A família de Cau comemora a iminência da homenagem. Seu irmão, Acioli Cancellier, explicou à Fórum que uma homenagem desta natureza, ou seja, quando há uma proposta da comunidade que é acolhida pelo legislativo e depois efetivada pelo município, remete ao fato que a pessoa homenageada é alguém que de certa maneira foi considerada merecedora da homenagem. “Ninguém vai homenagear um cidadão cuja vida progressa tenha máculas”, afirmou.
“Isso é importante para a família porque passamos mais de cinco anos, quase 6, dos fatos que resultaram na morte do Cau. O primeiro foi o indiciamento. Ele foi indiciado, preso, torturado e humilhado naquilo que ele achava mais importante, a universidade que o projetou. Onde mais do que ser reitor, foi estudante da graduação, mestrado e doutorado. Em seguida teve sua reputação destruída por certo setor da imprensa”, disse.

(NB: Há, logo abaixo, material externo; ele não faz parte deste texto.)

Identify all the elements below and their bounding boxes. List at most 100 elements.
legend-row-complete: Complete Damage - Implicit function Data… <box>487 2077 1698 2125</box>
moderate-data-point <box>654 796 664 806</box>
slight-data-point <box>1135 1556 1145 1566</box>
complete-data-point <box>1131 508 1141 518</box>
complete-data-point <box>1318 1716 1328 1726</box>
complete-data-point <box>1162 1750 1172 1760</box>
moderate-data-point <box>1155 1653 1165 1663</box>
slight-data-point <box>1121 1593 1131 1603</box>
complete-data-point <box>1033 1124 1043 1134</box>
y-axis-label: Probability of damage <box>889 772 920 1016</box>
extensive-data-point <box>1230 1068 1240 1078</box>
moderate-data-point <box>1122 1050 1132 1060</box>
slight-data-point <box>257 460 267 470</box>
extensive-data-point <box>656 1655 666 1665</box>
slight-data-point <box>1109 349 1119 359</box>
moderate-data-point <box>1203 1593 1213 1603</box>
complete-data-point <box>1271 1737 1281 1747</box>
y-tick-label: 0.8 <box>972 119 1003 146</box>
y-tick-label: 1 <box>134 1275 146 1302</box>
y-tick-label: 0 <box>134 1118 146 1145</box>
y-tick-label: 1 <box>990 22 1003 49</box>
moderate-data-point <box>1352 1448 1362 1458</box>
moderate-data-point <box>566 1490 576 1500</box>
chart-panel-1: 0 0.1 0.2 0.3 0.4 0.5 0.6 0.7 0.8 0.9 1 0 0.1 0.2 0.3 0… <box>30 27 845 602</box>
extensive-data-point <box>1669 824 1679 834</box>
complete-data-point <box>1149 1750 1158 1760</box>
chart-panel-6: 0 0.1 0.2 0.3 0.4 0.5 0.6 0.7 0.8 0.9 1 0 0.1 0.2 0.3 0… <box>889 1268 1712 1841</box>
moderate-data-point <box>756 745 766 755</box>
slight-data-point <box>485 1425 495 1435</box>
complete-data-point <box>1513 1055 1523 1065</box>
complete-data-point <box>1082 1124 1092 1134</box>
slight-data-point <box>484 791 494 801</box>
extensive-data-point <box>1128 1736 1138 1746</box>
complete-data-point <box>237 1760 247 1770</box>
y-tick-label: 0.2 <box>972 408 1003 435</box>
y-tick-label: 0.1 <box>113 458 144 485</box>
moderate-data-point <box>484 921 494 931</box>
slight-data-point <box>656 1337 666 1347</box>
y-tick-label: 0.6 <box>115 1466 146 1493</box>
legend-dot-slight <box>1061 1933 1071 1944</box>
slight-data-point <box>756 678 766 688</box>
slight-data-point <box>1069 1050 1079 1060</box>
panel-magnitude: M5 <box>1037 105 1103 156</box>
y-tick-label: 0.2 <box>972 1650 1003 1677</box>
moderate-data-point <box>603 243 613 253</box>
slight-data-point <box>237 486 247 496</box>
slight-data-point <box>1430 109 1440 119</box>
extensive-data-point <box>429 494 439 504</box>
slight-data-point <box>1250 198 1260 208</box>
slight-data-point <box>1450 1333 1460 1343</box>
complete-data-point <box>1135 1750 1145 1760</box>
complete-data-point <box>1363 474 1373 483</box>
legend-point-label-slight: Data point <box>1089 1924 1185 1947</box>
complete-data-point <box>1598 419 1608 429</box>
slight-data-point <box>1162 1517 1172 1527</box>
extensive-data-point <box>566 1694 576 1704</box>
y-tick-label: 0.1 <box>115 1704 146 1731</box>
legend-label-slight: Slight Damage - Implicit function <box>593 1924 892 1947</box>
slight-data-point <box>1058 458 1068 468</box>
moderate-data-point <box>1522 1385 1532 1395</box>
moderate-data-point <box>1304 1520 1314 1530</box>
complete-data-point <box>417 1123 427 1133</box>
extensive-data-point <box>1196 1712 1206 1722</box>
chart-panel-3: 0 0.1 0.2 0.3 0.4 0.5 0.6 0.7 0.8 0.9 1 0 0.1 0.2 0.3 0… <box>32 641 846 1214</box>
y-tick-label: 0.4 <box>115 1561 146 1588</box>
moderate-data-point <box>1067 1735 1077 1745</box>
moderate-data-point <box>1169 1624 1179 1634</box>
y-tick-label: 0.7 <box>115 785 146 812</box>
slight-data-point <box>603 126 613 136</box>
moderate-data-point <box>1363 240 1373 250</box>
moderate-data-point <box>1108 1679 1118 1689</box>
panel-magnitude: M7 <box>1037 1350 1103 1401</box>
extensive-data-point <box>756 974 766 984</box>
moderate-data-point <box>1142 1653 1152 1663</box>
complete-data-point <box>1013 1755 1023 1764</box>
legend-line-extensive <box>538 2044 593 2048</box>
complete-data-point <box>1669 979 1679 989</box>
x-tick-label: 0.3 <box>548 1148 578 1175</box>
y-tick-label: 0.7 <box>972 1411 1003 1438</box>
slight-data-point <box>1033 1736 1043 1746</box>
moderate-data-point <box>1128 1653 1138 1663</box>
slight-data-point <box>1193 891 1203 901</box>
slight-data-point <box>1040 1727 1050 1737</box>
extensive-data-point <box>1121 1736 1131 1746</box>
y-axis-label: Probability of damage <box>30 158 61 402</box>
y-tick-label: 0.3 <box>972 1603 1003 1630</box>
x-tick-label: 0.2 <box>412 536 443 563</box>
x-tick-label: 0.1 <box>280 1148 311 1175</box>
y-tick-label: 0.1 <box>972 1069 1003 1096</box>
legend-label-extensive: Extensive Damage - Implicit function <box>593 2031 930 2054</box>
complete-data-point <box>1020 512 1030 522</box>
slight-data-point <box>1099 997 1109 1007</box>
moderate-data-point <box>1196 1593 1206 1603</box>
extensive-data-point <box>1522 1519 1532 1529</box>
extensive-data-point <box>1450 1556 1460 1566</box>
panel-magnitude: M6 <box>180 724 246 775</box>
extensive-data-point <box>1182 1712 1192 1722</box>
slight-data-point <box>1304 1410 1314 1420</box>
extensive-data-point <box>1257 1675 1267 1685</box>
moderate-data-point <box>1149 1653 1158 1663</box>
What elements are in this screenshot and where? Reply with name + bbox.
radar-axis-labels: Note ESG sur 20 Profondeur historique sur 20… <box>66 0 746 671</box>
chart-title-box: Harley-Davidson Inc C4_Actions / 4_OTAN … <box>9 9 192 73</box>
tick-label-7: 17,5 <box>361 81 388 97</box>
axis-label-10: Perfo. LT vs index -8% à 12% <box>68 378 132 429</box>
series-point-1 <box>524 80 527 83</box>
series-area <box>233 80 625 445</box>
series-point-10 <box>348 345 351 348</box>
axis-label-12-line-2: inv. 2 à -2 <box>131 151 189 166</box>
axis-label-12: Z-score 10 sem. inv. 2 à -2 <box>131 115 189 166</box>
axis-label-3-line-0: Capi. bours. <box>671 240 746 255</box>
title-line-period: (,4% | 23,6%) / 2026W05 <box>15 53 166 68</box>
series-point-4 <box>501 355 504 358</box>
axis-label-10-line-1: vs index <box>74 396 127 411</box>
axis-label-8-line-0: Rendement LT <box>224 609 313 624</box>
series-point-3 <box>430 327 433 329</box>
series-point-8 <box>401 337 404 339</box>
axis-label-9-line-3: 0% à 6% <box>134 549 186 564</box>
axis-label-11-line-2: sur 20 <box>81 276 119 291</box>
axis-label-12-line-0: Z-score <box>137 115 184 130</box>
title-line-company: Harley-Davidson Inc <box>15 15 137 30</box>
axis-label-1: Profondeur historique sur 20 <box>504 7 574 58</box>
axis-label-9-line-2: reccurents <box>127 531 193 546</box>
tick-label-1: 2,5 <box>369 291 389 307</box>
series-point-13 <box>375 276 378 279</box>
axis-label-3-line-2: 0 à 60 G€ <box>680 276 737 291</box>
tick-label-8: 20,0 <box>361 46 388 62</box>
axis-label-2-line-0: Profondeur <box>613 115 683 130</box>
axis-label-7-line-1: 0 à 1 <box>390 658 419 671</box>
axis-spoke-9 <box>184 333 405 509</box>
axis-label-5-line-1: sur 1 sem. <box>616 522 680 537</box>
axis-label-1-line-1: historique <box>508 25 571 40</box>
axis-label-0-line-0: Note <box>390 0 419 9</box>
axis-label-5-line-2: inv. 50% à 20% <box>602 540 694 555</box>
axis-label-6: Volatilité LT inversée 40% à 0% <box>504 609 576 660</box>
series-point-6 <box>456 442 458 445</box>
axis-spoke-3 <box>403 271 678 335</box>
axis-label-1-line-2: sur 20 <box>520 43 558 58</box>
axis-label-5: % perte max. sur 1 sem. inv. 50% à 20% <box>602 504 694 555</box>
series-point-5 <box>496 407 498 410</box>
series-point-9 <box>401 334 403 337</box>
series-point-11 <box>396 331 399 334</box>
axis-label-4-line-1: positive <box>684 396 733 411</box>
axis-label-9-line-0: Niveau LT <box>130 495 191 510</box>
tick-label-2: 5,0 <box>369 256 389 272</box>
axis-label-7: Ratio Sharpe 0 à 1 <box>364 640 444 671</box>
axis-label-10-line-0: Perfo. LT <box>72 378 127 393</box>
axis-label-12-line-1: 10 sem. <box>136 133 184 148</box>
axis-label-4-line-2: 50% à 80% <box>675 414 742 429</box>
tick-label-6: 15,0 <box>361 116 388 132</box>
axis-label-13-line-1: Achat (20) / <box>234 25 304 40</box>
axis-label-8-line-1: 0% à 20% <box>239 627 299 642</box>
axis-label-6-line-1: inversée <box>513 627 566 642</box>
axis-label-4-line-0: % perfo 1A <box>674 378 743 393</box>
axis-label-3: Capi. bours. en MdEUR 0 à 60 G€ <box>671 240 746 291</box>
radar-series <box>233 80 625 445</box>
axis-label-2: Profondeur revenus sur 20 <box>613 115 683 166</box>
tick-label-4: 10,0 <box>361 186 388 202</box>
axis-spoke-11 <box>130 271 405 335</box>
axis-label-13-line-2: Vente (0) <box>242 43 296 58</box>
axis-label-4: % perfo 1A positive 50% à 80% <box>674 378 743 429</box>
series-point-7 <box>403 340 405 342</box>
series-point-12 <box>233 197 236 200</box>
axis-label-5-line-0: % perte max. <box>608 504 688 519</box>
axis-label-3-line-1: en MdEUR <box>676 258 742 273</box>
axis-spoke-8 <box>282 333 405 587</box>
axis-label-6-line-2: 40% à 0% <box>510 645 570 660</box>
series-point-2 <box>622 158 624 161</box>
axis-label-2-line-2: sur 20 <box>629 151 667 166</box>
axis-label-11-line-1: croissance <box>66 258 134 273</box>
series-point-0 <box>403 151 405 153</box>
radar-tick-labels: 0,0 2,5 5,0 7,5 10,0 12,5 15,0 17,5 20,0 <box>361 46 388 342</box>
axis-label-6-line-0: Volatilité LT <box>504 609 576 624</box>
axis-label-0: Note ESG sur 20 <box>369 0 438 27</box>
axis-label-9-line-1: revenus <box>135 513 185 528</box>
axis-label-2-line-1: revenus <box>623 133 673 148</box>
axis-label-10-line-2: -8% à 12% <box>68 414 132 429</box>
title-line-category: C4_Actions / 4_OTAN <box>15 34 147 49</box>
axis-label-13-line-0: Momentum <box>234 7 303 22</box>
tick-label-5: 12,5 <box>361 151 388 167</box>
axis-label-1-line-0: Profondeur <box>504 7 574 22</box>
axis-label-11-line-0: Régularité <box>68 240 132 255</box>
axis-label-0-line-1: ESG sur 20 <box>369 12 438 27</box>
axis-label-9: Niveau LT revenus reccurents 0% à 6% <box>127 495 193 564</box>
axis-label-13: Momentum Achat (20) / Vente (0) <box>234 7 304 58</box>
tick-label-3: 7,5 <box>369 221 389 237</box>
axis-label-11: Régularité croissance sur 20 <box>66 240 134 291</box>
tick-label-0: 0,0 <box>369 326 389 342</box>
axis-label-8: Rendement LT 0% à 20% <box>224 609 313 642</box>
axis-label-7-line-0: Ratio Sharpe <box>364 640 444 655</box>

Acioli ainda coloca que no inquérito, que leva 108 páginas, não há qualquer prova sobre o desvio de dinheiro. Ele acabou sendo indiciado por associação criminosa junto com outros 6 professores, e por obstrução da Justiça após receber e acatar um parecer da principal autoridade jurídica da universidade.
“Não há uma linha sobre desvio de dinheiro. No entanto, ele foi preso às seis horas da manhã e às sete todos os órgãos de imprensa, dos portais de internet aos impressos, já estavam colocando que ele foi preso por desviar R$ 80 milhões da UFSC. Uma verdadeira fake news produzida pela Polícia Federal. Tanto que às dez horas da manhã no mesmo dia que ele foi preso, 14 de setembro de 2017, a delegada Érica Marena chamou todos os holofotes sobre si e falou que o reitor estava sendo preso por desviar os supostos R$ 80 milhões da UFSC, que não estavam no inquérito produzido por ela”, resumiu.
Quase seis anos depois ele ainda não foi inocentado pelo poder público. A Polícia Federal e o Ministério Público também não reconheceram seus erros no caso.Além disso, os professores que foram presos com Cancellier ainda sofrem processos. Com esse contexto em vista, Acioli coloca que um outro objetivo da família, mais a longo prazo, é buscar a responsabilização de todos os envolvidos na perseguição a Cau.
Pela mesma razão, o jornalista e amigo do ex-reitor, Áureo Moraes, tem divulgado o projeto que o homenageia e feito campanha pela sua aprovação. Áureo é funcionário da UFSC e era o chefe de gabinete de Cancellier. À época da prisão, foi a principal figura que denunciou os abusos de uma imprensa completamente alinhada ao lavajatismo. Ele explica à Fórum por quê durante todo esse tempo as coisas não andavam no sentido de reparar os danos à imagem do ex-reitor.
“Os episódios que culminaram com a morte dele se deram num período institucional na esfera federal em que tínhamos recém saído do golpe de 2016, mesmo ano que o Cancellier assumiu a UFSC. Após sua morte, a partir de 2018 passamos a viver esse período de atraso e de uma lógica de país que confrontava completamente o que a gente pensava e trabalhava tendo o Cau à frente. Mas a partir desse ano de 2023, Acioli e eu imaginamos que as possam andar, uma vez que temos um governo que defende os direitos humanos. E até pela vivência que o próprio presidente da República teve como vítima da mesma operação. Alimentamos evidentemente uma esperança, uma expectativa de que, no mínimo, o Estado possa dar agora um tratamento sério e responsável para aquilo que aconteceu - ao invés de ignorar como nos últimos anos”, explicou.
“Qualquer homenagem que tenha como o objetivo preservar a memória, valorizar os atos, as ações e o perfil dele sempre vai ser bem-vinda. Temos de lembrar dele como alguém que marcou sua passagem pela universidade”, concluiu.